Stacey and Edward met in August 1991 and, by September 1992, began living together in Edward's rented townhouse. In August 1994, Edward purchased a home in Rockaway, where they thereafter resided together.
Stacey and Edward became engaged in December 1994, and agreed to a small wedding in Hawaii in August 1995. Approximately one month before the wedding, Stacey planned to visit her mother and sister in Florida. The night before this trip, Edward presented Stacey with a draft of an agreement prepared by his attorney.*fn1
The agreement included, among other things, a waiver of Stacey's right to an elective share of Edward's estate. It also purported to limit Stacey's right to equitable distribution if she and Edward divorced, entitling her only to $3,000 multiplied by the number of years the parties were married prior to the dissolution of the marriage if dissolution occurred on or before their tenth wedding anniversary, and $5,000 multiplied by the number of years the parties were married if dissolution occurred after their tenth wedding anniversary.*fn2 In addition, the agreement contained limits on Stacey's right to alimony upon a dissolution of the marriage.*fn3 Edward also agreed that in the event of his death, Stacey would be entitled to receive a death benefit of $100,000.

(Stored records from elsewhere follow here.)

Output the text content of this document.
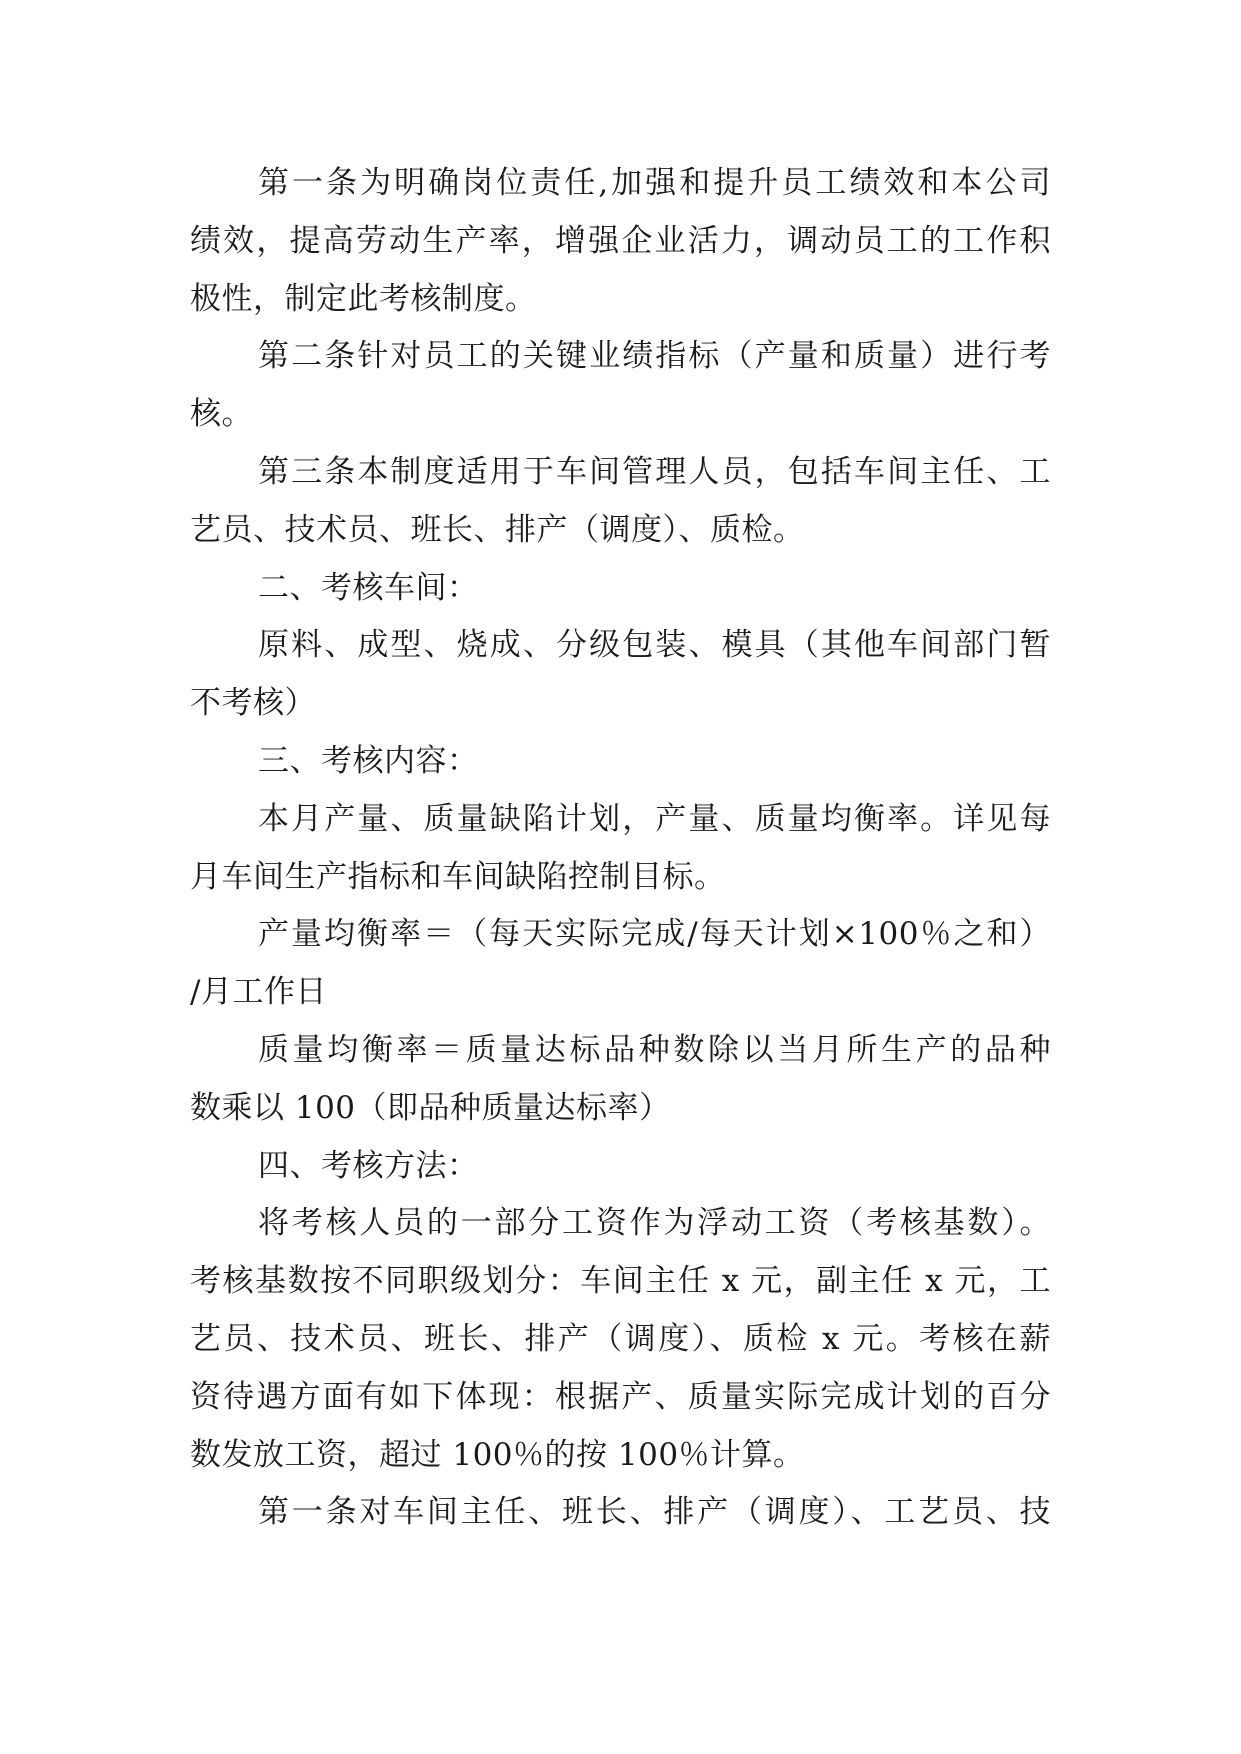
第一条为明确岗位责任,加强和提升员工绩效和本公司
绩效，提高劳动生产率，增强企业活力，调动员工的工作积
极性，制定此考核制度。
第二条针对员工的关键业绩指标（产量和质量）进行考
核。
第三条本制度适用于车间管理人员，包括车间主任、工
艺员、技术员、班长、排产（调度）、质检。
二、考核车间：
原料、成型、烧成、分级包装、模具（其他车间部门暂
不考核）
三、考核内容：
本月产量、质量缺陷计划，产量、质量均衡率。详见每
月车间生产指标和车间缺陷控制目标。
产量均衡率＝（每天实际完成/每天计划×100％之和）
/月工作日
质量均衡率＝质量达标品种数除以当月所生产的品种
数乘以 100（即品种质量达标率）
四、考核方法：
将考核人员的一部分工资作为浮动工资（考核基数）。
考核基数按不同职级划分：车间主任 x 元，副主任 x 元，工
艺员、技术员、班长、排产（调度）、质检 x 元。考核在薪
资待遇方面有如下体现：根据产、质量实际完成计划的百分
数发放工资，超过 100％的按 100％计算。
第一条对车间主任、班长、排产（调度）、工艺员、技
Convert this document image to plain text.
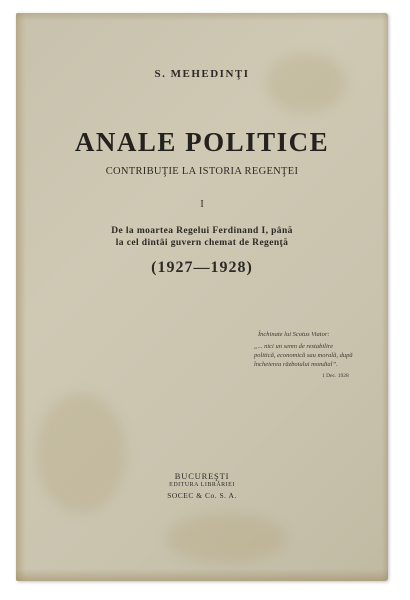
S. MEHEDINŢI
ANALE POLITICE
CONTRIBUŢIE LA ISTORIA REGENŢEI
I
De la moartea Regelui Ferdinand I, până
la cel dintâi guvern chemat de Regenţă
(1927—1928)
Închinate lui Scotus Viator:
„... nici un semn de restabilire
politică, economică sau morală, după
încheierea războiului mondial”.
1 Dec. 1928
BUCUREŞTI
EDITURA LIBRĂRIEI
SOCEC & Co. S. A.
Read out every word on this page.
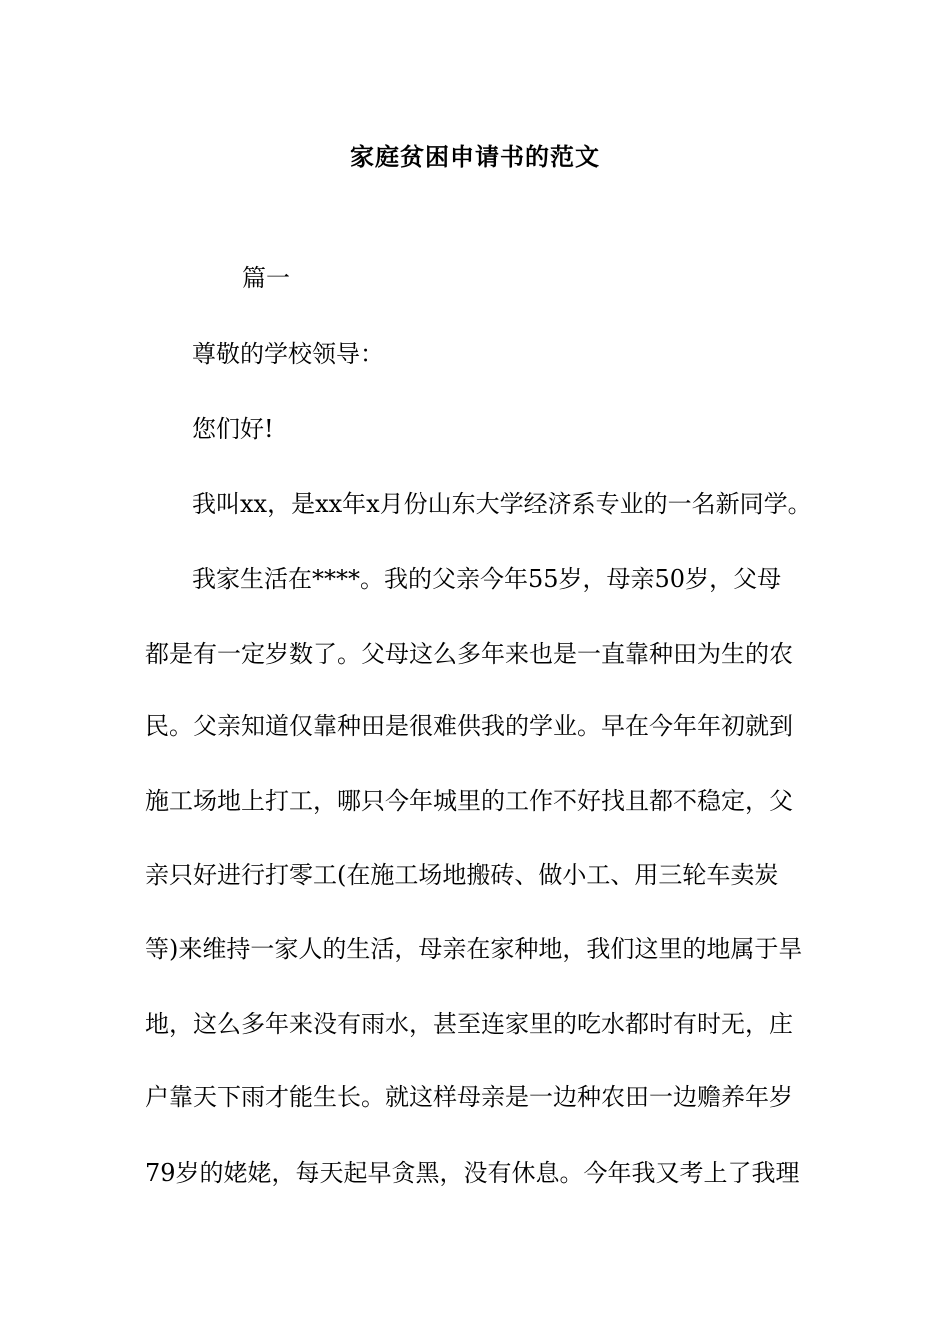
家庭贫困申请书的范文
篇一
尊敬的学校领导：
您们好!
我叫xx，是xx年x月份山东大学经济系专业的一名新同学。
我家生活在****。我的父亲今年55岁，母亲50岁，父母
都是有一定岁数了。父母这么多年来也是一直靠种田为生的农
民。父亲知道仅靠种田是很难供我的学业。早在今年年初就到
施工场地上打工，哪只今年城里的工作不好找且都不稳定，父
亲只好进行打零工(在施工场地搬砖、做小工、用三轮车卖炭
等)来维持一家人的生活，母亲在家种地，我们这里的地属于旱
地，这么多年来没有雨水，甚至连家里的吃水都时有时无，庄
户靠天下雨才能生长。就这样母亲是一边种农田一边赡养年岁
79岁的姥姥，每天起早贪黑，没有休息。今年我又考上了我理
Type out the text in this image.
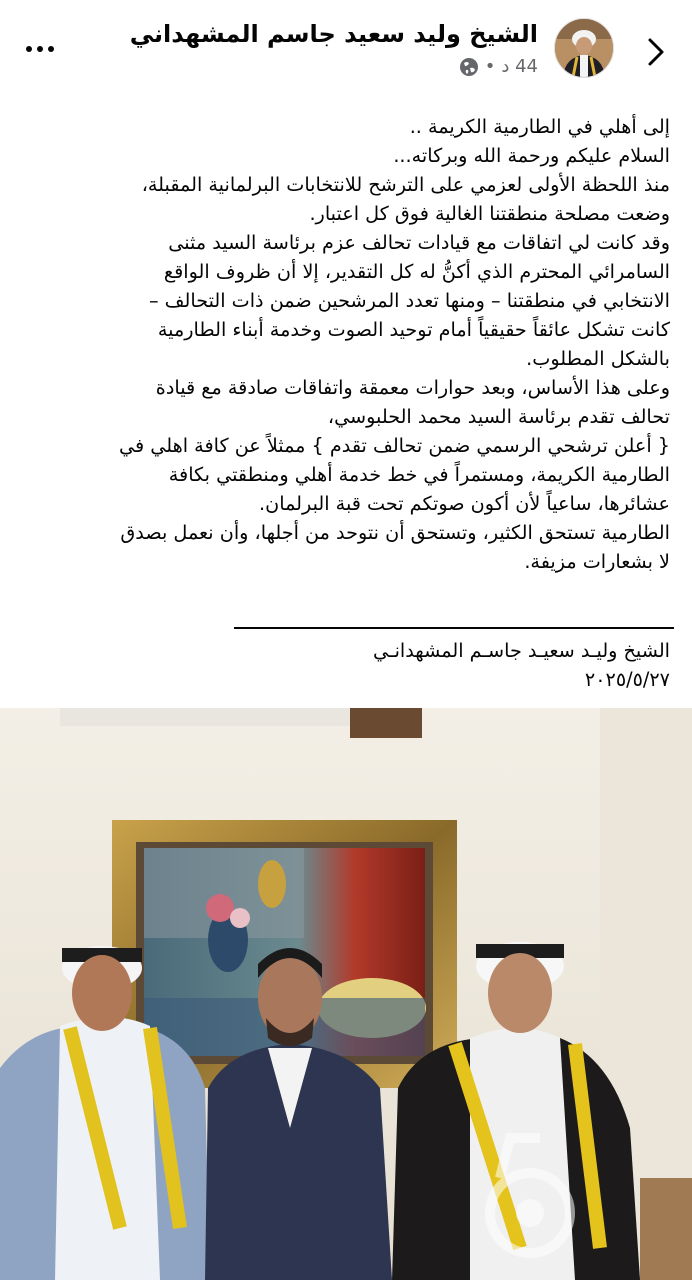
الشيخ وليد سعيد جاسم المشهداني
44 د
•

إلى أهلي في الطارمية الكريمة ..

السلام عليكم ورحمة الله وبركاته...

منذ اللحظة الأولى لعزمي على الترشح للانتخابات البرلمانية المقبلة،

وضعت مصلحة منطقتنا الغالية فوق كل اعتبار.

وقد كانت لي اتفاقات مع قيادات تحالف عزم برئاسة السيد مثنى

السامرائي المحترم الذي أكنُّ له كل التقدير، إلا أن ظروف الواقع

الانتخابي في منطقتنا – ومنها تعدد المرشحين ضمن ذات التحالف –

كانت تشكل عائقاً حقيقياً أمام توحيد الصوت وخدمة أبناء الطارمية

بالشكل المطلوب.

وعلى هذا الأساس، وبعد حوارات معمقة واتفاقات صادقة مع قيادة

تحالف تقدم برئاسة السيد محمد الحلبوسي،

{ أعلن ترشحي الرسمي ضمن تحالف تقدم } ممثلاً عن كافة اهلي في

الطارمية الكريمة، ومستمراً في خط خدمة أهلي ومنطقتي بكافة

عشائرها، ساعياً لأن أكون صوتكم تحت قبة البرلمان.

الطارمية تستحق الكثير، وتستحق أن نتوحد من أجلها، وأن نعمل بصدق

لا بشعارات مزيفة.

الشيخ وليـد سعيـد جاسـم المشهدانـي
٢٠٢٥/٥/٢٧
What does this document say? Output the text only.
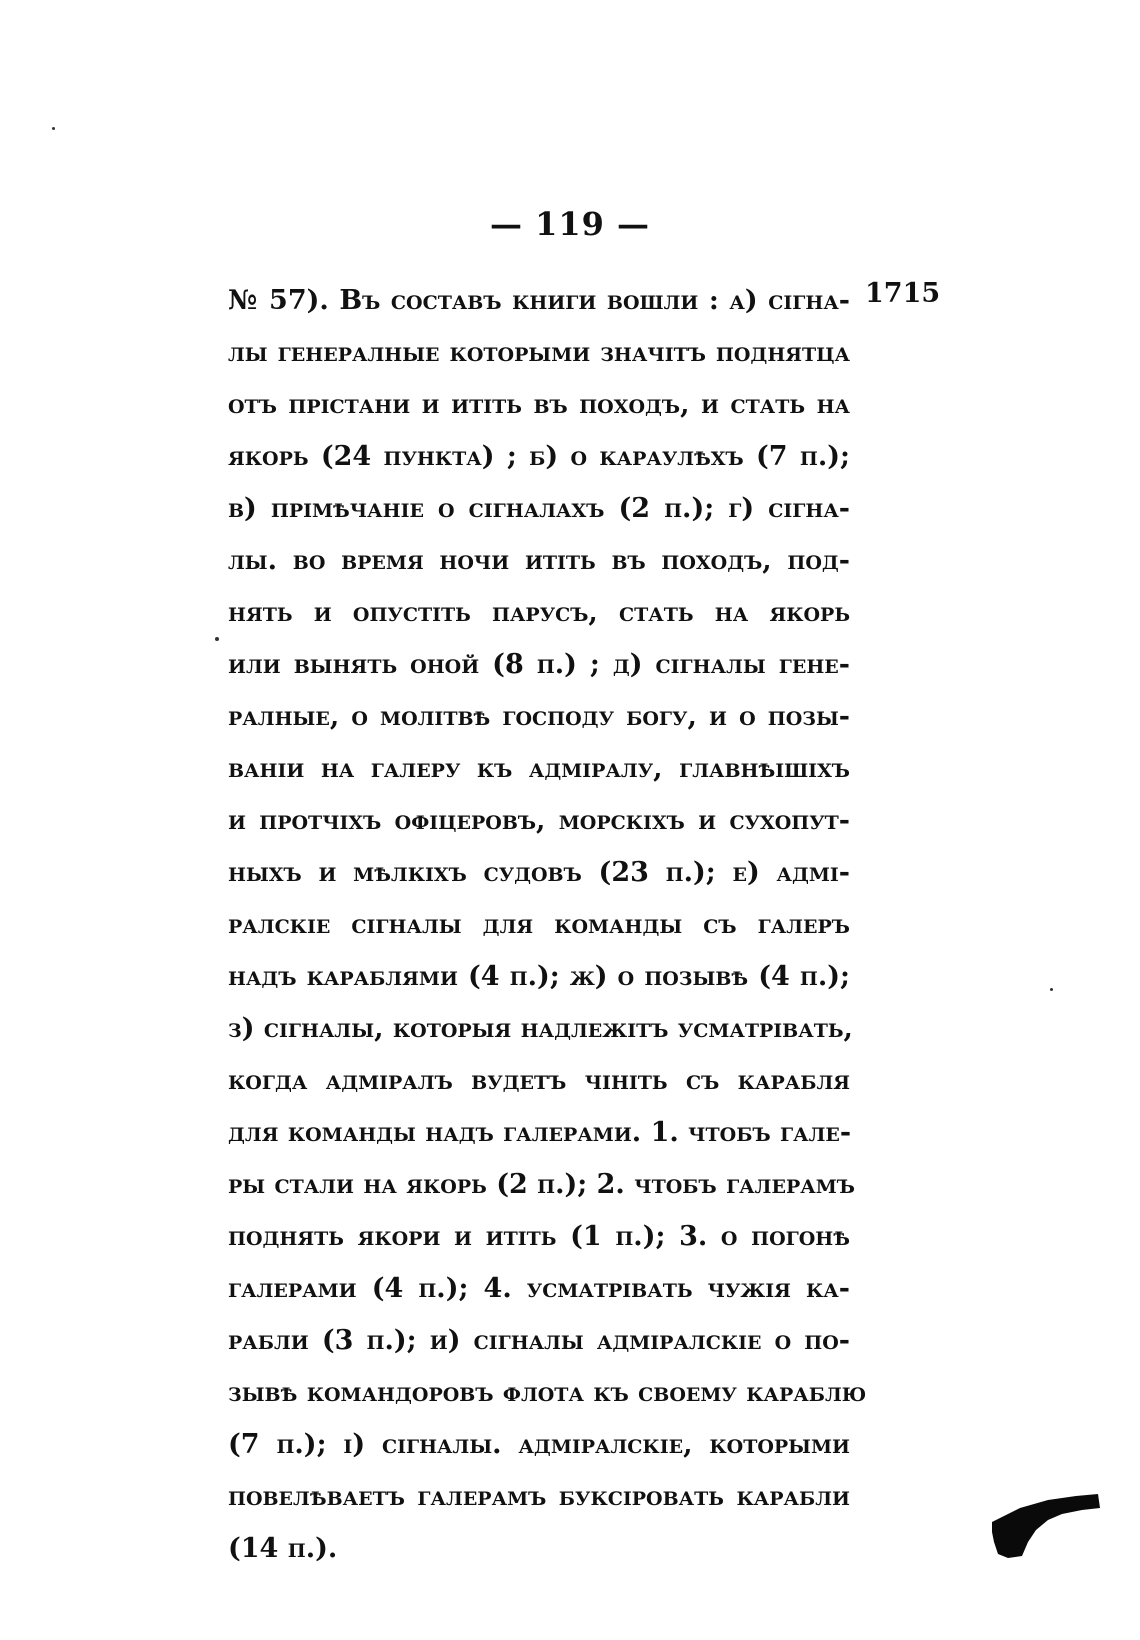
— 119 —
1715
№ 57). Въ составъ книги вошли : а) сiгна-
лы генералные которыми значiтъ поднятца
отъ прiстани и итiть въ походъ, и стать на
якорь (24 пункта) ; б) о караулѣхъ (7 п.);
в) прiмѣчанiе о сiгналахъ (2 п.); г) сiгна-
лы. во время ночи итiть въ походъ, под-
нять и опустiть парусъ, стать на якорь
или вынять оной (8 п.) ; д) сiгналы гене-
ралные, о молiтвѣ господу богу, и о позы-
ванiи на галеру къ адмiралу, главнѣiшiхъ
и протчiхъ офiцеровъ, морскiхъ и сухопут-
ныхъ и мѣлкiхъ судовъ (23 п.); е) адмi-
ралскiе сiгналы для команды съ галеръ
надъ караблями (4 п.); ж) о позывѣ (4 п.);
з) сiгналы, которыя надлежiтъ усматрiвать,
когда адмiралъ вудетъ чiнiть съ карабля
для команды надъ галерами. 1. чтобъ гале-
ры стали на якорь (2 п.); 2. чтобъ галерамъ
поднять якори и итiть (1 п.); 3. о погонѣ
галерами (4 п.); 4. усматрiвать чужiя ка-
рабли (3 п.); и) сiгналы адмiралскiе о по-
зывѣ командоровъ флота къ своему караблю
(7 п.); i) сiгналы. адмiралскiе, которыми
повелѣваетъ галерамъ буксiровать карабли
(14 п.).
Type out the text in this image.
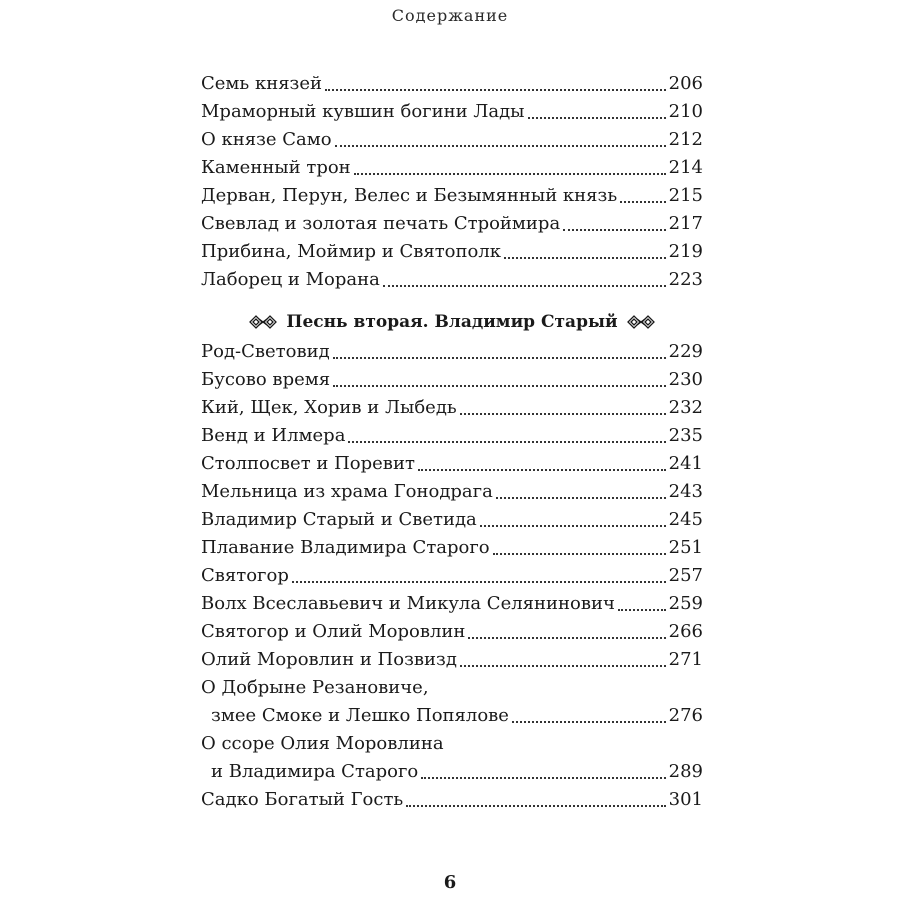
Содержание
Семь князей	206
Мраморный кувшин богини Лады	210
О князе Само	212
Каменный трон	214
Дерван, Перун, Велес и Безымянный князь	215
Свевлад и золотая печать Строймира	217
Прибина, Моймир и Святополк	219
Лаборец и Морана	223
Песнь вторая. Владимир Старый
Род-Световид	229
Бусово время	230
Кий, Щек, Хорив и Лыбедь	232
Венд и Илмера	235
Столпосвет и Поревит	241
Мельница из храма Гонодрага	243
Владимир Старый и Светида	245
Плавание Владимира Старого	251
Святогор	257
Волх Всеславьевич и Микула Селянинович	259
Святогор и Олий Моровлин	266
Олий Моровлин и Позвизд	271
О Добрыне Резановиче,
змее Смоке и Лешко Попялове	276
О ссоре Олия Моровлина
и Владимира Старого	289
Садко Богатый Гость	301
6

Stacey left for Florida the day after receiving a copy of the agreement. She conversed with a New Jersey attorney about the agreement while in Florida. Stacey's attorney, Alan Rich, Esq., then contacted Edward's attorney, Edward Rosen, Esq., and, on July 17, 1995, Rosen forwarded to Rich a copy of the agreement.
Following his review of the agreement, Rich requested that Rosen provide the financial information that was referenced, but not included, within the agreement; Rosen immediately sent to Rich a copy of a document entitled "Financial Statement of Edward H. Shinn, IV, as of July 18, 1995," and advised Rich to append this document, as Rider A, to the agreement.
The financial statement revealed Edward's ownership of: a certificate of deposit (in the amount of $20,000); 100% of the stock in Edward Shinn United Crane, Inc. (valued at $635,000); 50% of the stock in Shinn Brothers Associates Inc. (valued at $80,000); 50% of the stock in Shinn Brothers Properties Inc. (valued at $6,750); a loan receivable due from Shinn Brothers Properties Inc. (in the amount of $52,000); 1.83% ownership of commercial rental properties referred to as Kenilworth Properties (the value of which was described on the document as "not available"); 6.66% ownership of commercial rental properties referred to as Lakewood Properties (the value of which was described as "not available"); 6% of the stock in United Crane & Shovel Service Co. Inc. (the value of which was described as "not available"); and the Rockaway residence (the equity of which was valued at $60,000 based upon an original purchase price of $290,000 and an outstanding mortgage of $230,000).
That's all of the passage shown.